Пока вы тут бегали со своими рублями, под собой не чуя страны, у нас соседка-старушка померла. Старичок ее уже лет семь как преставился, а она вот только сейчас. Переехали они к нам всей семьей из Казахстана, причем давно уже, когда с социализмом покончили и за капитализм взялись. Сами поселились здесь, в поселке. А дети – в Питере, внуки уже на крыло встали, все как у людей. И тут такая оказия.

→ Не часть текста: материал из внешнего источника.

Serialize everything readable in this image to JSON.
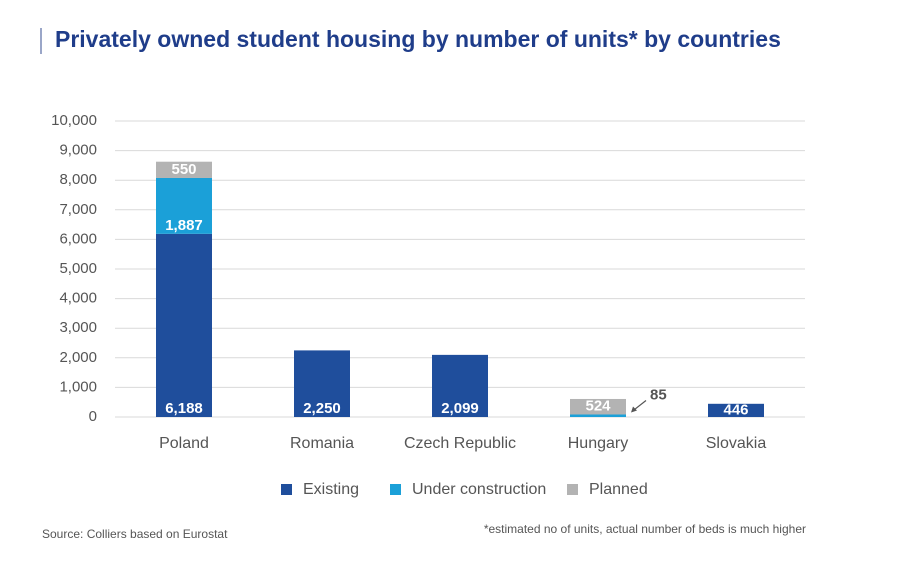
{
  "chart_data": {
    "type": "stacked_bar",
    "title": "Privately owned student housing by number of units* by countries",
    "categories": [
      "Poland",
      "Romania",
      "Czech Republic",
      "Hungary",
      "Slovakia"
    ],
    "series": [
      {
        "name": "Existing",
        "color": "#1f4e9c",
        "values": [
          6188,
          2250,
          2099,
          null,
          446
        ],
        "value_labels": [
          "6,188",
          "2,250",
          "2,099",
          null,
          "446"
        ]
      },
      {
        "name": "Under construction",
        "color": "#1ba0d8",
        "values": [
          1887,
          null,
          null,
          85,
          null
        ],
        "value_labels": [
          "1,887",
          null,
          null,
          "85",
          null
        ]
      },
      {
        "name": "Planned",
        "color": "#b3b3b3",
        "values": [
          550,
          null,
          null,
          524,
          null
        ],
        "value_labels": [
          "550",
          null,
          null,
          "524",
          null
        ]
      }
    ],
    "ylim": [
      0,
      10000
    ],
    "yticks": [
      0,
      {
        "value": 1000,
        "label": "1,000"
      },
      {
        "value": 2000,
        "label": "2,000"
      },
      {
        "value": 3000,
        "label": "3,000"
      },
      {
        "value": 4000,
        "label": "4,000"
      },
      {
        "value": 5000,
        "label": "5,000"
      },
      {
        "value": 6000,
        "label": "6,000"
      },
      {
        "value": 7000,
        "label": "7,000"
      },
      {
        "value": 8000,
        "label": "8,000"
      },
      {
        "value": 9000,
        "label": "9,000"
      },
      {
        "value": 10000,
        "label": "10,000"
      }
    ],
    "grid": true,
    "source": "Source: Colliers based on Eurostat",
    "footnote": "*estimated no of units, actual number of beds is much higher"
  }
}
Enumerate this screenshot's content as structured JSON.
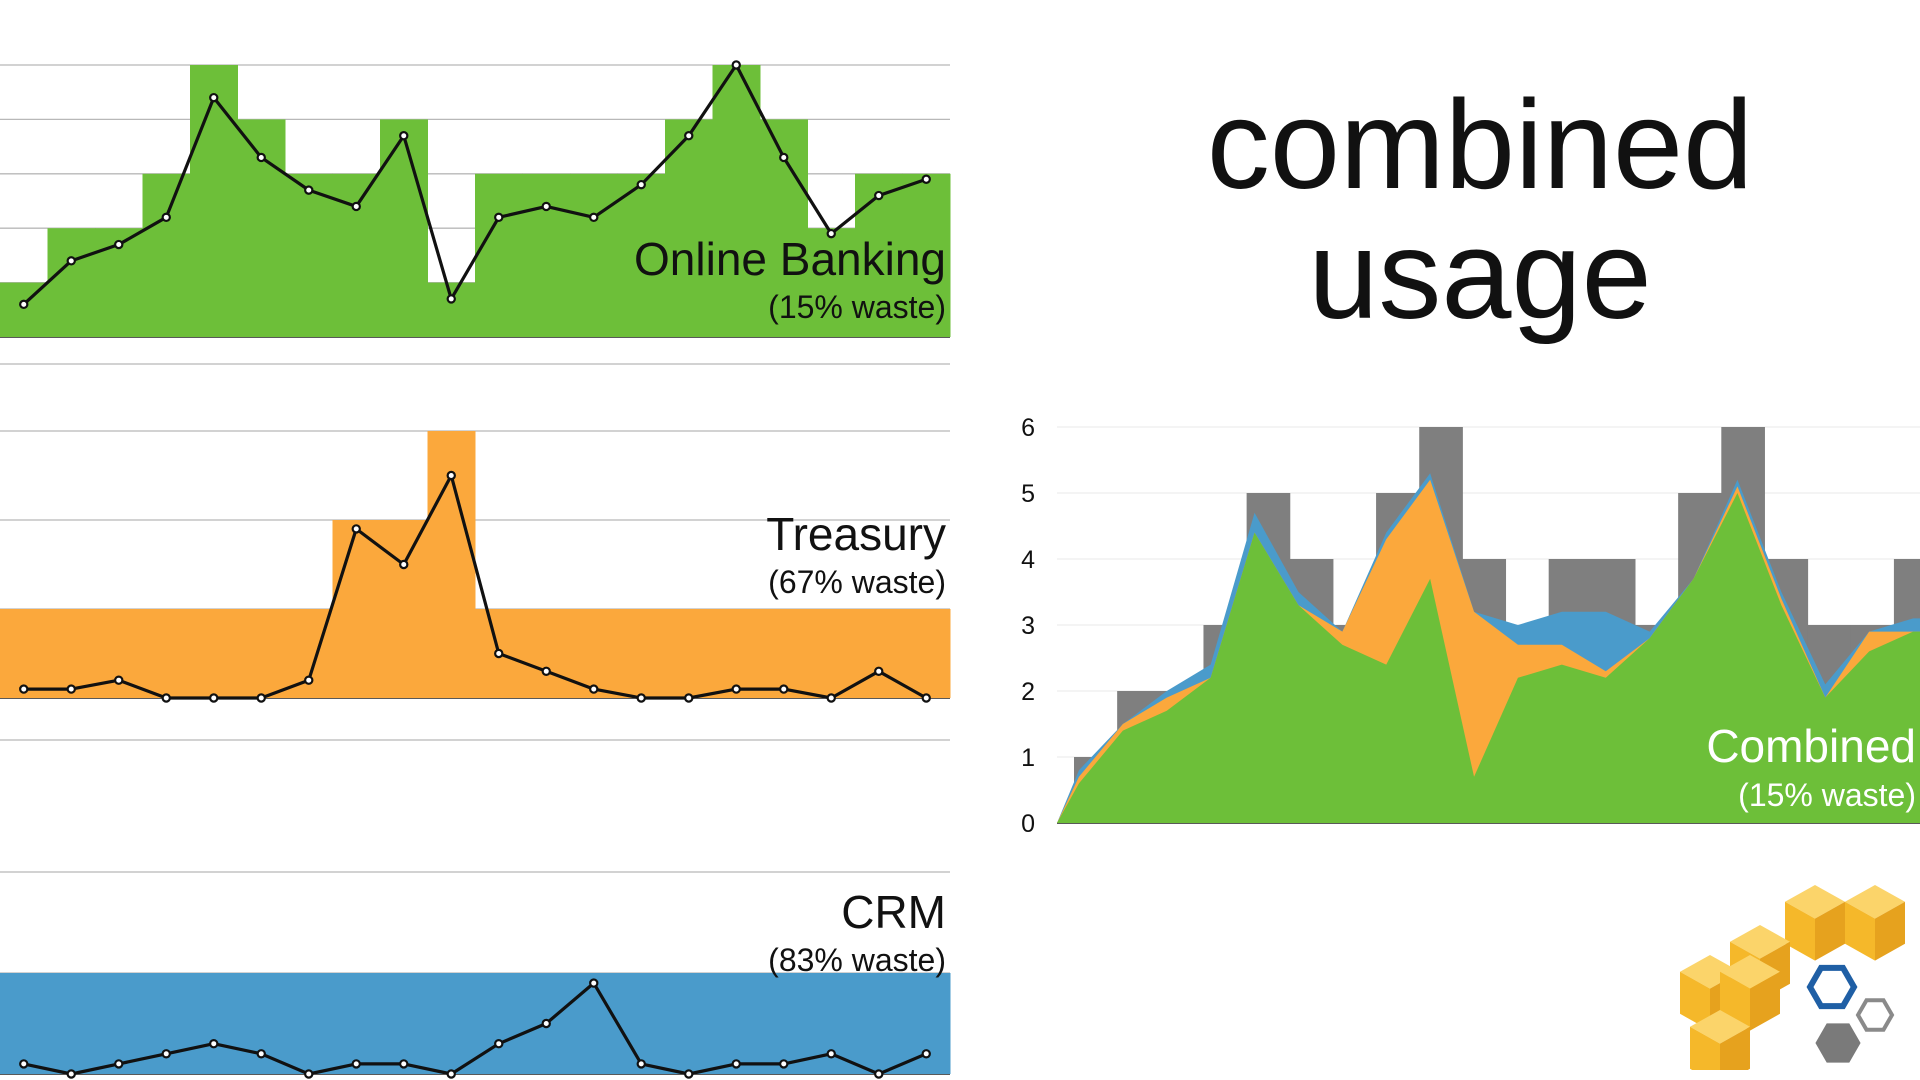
{
  "slide": {
    "title_line1": "combined",
    "title_line2": "usage"
  },
  "colors": {
    "online_banking": "#6dbf39",
    "treasury": "#fba83c",
    "crm": "#4a9bcb",
    "capacity_gray": "#7f7f7f",
    "usage_line": "#111111",
    "logo_orange": "#f5b82a",
    "logo_blue": "#1f5fa5",
    "logo_gray": "#7a7a7a"
  },
  "logo": {
    "icon": "aws-logo-cubes-icon"
  },
  "chart_data": [
    {
      "type": "area",
      "id": "online-banking",
      "label": "Online Banking",
      "sublabel": "(15% waste)",
      "x": [
        1,
        2,
        3,
        4,
        5,
        6,
        7,
        8,
        9,
        10,
        11,
        12,
        13,
        14,
        15,
        16,
        17,
        18,
        19,
        20
      ],
      "capacity": [
        1,
        2,
        2,
        3,
        5,
        4,
        3,
        3,
        4,
        1,
        3,
        3,
        3,
        3,
        4,
        5,
        4,
        2,
        3,
        3
      ],
      "usage": [
        0.6,
        1.4,
        1.7,
        2.2,
        4.4,
        3.3,
        2.7,
        2.4,
        3.7,
        0.7,
        2.2,
        2.4,
        2.2,
        2.8,
        3.7,
        5.0,
        3.3,
        1.9,
        2.6,
        2.9
      ],
      "ylim": [
        0,
        5
      ]
    },
    {
      "type": "area",
      "id": "treasury",
      "label": "Treasury",
      "sublabel": "(67% waste)",
      "x": [
        1,
        2,
        3,
        4,
        5,
        6,
        7,
        8,
        9,
        10,
        11,
        12,
        13,
        14,
        15,
        16,
        17,
        18,
        19,
        20
      ],
      "capacity": [
        1,
        1,
        1,
        1,
        1,
        1,
        1,
        2,
        2,
        3,
        1,
        1,
        1,
        1,
        1,
        1,
        1,
        1,
        1,
        1
      ],
      "usage": [
        0.1,
        0.1,
        0.2,
        0.0,
        0.0,
        0.0,
        0.2,
        1.9,
        1.5,
        2.5,
        0.5,
        0.3,
        0.1,
        0.0,
        0.0,
        0.1,
        0.1,
        0.0,
        0.3,
        0.0
      ],
      "ylim": [
        0,
        3
      ]
    },
    {
      "type": "area",
      "id": "crm",
      "label": "CRM",
      "sublabel": "(83% waste)",
      "x": [
        1,
        2,
        3,
        4,
        5,
        6,
        7,
        8,
        9,
        10,
        11,
        12,
        13,
        14,
        15,
        16,
        17,
        18,
        19,
        20
      ],
      "capacity": [
        1,
        1,
        1,
        1,
        1,
        1,
        1,
        1,
        1,
        1,
        1,
        1,
        1,
        1,
        1,
        1,
        1,
        1,
        1,
        1
      ],
      "usage": [
        0.1,
        0.0,
        0.1,
        0.2,
        0.3,
        0.2,
        0.0,
        0.1,
        0.1,
        0.0,
        0.3,
        0.5,
        0.9,
        0.1,
        0.0,
        0.1,
        0.1,
        0.2,
        0.0,
        0.2
      ],
      "ylim": [
        0,
        2
      ]
    },
    {
      "type": "area",
      "id": "combined",
      "label": "Combined",
      "sublabel": "(15% waste)",
      "x": [
        1,
        2,
        3,
        4,
        5,
        6,
        7,
        8,
        9,
        10,
        11,
        12,
        13,
        14,
        15,
        16,
        17,
        18,
        19,
        20
      ],
      "yticks": [
        0,
        1,
        2,
        3,
        4,
        5,
        6
      ],
      "ylim": [
        0,
        6
      ],
      "capacity": [
        1,
        2,
        2,
        3,
        5,
        4,
        3,
        5,
        6,
        4,
        3,
        4,
        4,
        3,
        5,
        6,
        4,
        3,
        3,
        4
      ],
      "series": [
        {
          "name": "Online Banking",
          "values": [
            0.6,
            1.4,
            1.7,
            2.2,
            4.4,
            3.3,
            2.7,
            2.4,
            3.7,
            0.7,
            2.2,
            2.4,
            2.2,
            2.8,
            3.7,
            5.0,
            3.3,
            1.9,
            2.6,
            2.9
          ]
        },
        {
          "name": "Treasury",
          "values": [
            0.1,
            0.1,
            0.2,
            0.0,
            0.0,
            0.0,
            0.2,
            1.9,
            1.5,
            2.5,
            0.5,
            0.3,
            0.1,
            0.0,
            0.0,
            0.1,
            0.1,
            0.0,
            0.3,
            0.0
          ]
        },
        {
          "name": "CRM",
          "values": [
            0.1,
            0.0,
            0.1,
            0.2,
            0.3,
            0.2,
            0.0,
            0.1,
            0.1,
            0.0,
            0.3,
            0.5,
            0.9,
            0.1,
            0.0,
            0.1,
            0.1,
            0.2,
            0.0,
            0.2
          ]
        }
      ]
    }
  ]
}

За поминальным столом зять, ну, то есть муж дочери старушки, рассказывал, как бегал с оформлением всех бумаг на погребение. Ну, как обычно. Про городские страхи (а померла она в городе) рассказывать не буду, и про цены тоже – это запредельно и потому уже не интересно, как неинтересно все, что превышает порог человеческих ощущений. Старичок-то здесь похоронен, так что думать тут особо не приходится.

И вот идут они со смотрителем кладбищенских участков к нужной могилке и обнаруживают, что креста на ней нет. А то, что есть, это не крест, а обломки бруса, кое-как сваленные в кучку где-то на задах. Что такое? Не волнуйся, говорит смотритель и бодро шагает мимо огороженных могилок. И подходит к чьей-то, которая неподалеку. С крестом. Вот те крест, говорит. Тут, вишь, владелец (а как его назвать? «Собственник»? «Собственник могилы»? Жуть. «Правопреемник»? В общем, лингвистический тупик), владелец, значит, сначала крест поставил, а потом нормальный памятник, так что крест ему не нужен. Чего добру пропадать? Бери, если хошь. Зять начинает переминаться с ноги на ногу. Ну, говорит, как-то оно... Не нравится, соглашается смотритель и ведет к следующей. Во, гляди, еще крест на задах памятника, тоже, стал быть,  бесхозный. Тащи. Да он проволокой прикручен, возражает зять. Фигня, у меня кусачки есть, бодро говорит смотритель и действительно достает из кармана ватника кусачки. А то вот еще, гляди, могилка старая, вон памятник покосивши... Присмотреть некому, значит, и не надо. Можно ведь памятник освежить, надпись зашлифовать и новую за........ Мы только за работу возьмем, на камне сэкономишь! Давай, решай быстрее, говорит, потому как еще с твоей сосной надо разобраться. С какой такой сосной? Ну, той, что на могилке. Положено не больше одной. А у тебя их две. Валить ее надо умеючи, по частям, чтобы не поломать ограды вокруг, согласен? Вот я и беру за сложный повал двадцатку. Но с тебя, как с хорошего клиента, возьму семнадцать. И все сделаю в лучшем виде. Ты только сучья, ветки и прочий мусор вывези. А что за «прочий мусор», спрашивает зять, тихо тоскуя. Ну, вишь, венки там-сям разбросаны, непорядок. Ты не боись, они жирные, горят хорошо, вывез и спалил, все дела.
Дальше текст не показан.